India has begun to make moves to relax import controls. Tariff values, the base price on which customs duty is calculated for imported gold or silver, have been cut this month. Gold’s import tariff value was cut by 5.39% and silver’s by 7.2%. The Central Board of Excise and Customs said tariff values were cut in line with the price of precious metals on the international market.

Pecora and Deutsche Bank make gold forecasts

According to asset manager Pecora Capital LLC, gold prices will bottom this year before reaching new highs within the next five years. This new strength will come from ongoing physical demand in Asia and weakening equities. The company believes that when the Fed’s balance sheet expansion stops, or there is a contraction, there will be ‘knee-jerk reaction’ causing gold-prices to drop ‘very temporarily’ before outperforming equities.

Deutsche Bank said yesterday that gold demand will continue to be supported by emerging-market central banks and China’s imports.

The bank expects the gold price to average $1,250 and $1,200 an ounce in the third and fourth-quarters respectively. The US economy will cause the gold price to remain below $1,300, as Treasury yields, equities and the dollar all gain in strength.

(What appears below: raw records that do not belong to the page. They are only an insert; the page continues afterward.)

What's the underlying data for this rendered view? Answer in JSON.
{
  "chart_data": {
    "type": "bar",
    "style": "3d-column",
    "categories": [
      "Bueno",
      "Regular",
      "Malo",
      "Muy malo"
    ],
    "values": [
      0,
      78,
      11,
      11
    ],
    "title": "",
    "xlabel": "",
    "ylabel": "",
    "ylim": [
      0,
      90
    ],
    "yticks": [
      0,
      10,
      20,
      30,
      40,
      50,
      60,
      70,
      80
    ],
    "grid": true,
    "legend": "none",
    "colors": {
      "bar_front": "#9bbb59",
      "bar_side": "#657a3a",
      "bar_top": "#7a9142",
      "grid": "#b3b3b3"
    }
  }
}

Unsurprisingly the bank expects both silver and the platinum group to outperform the yellow metal this year. For the latter metals this is due to ongoing supply deficits, industrial action in South Africa and concerns over palladium supply from Russia.

The platinum price continues to benefit from the ongoing industrial action at the Anglo American Platinum mines in South Africa. The strike has been ongoing for over ten weeks now.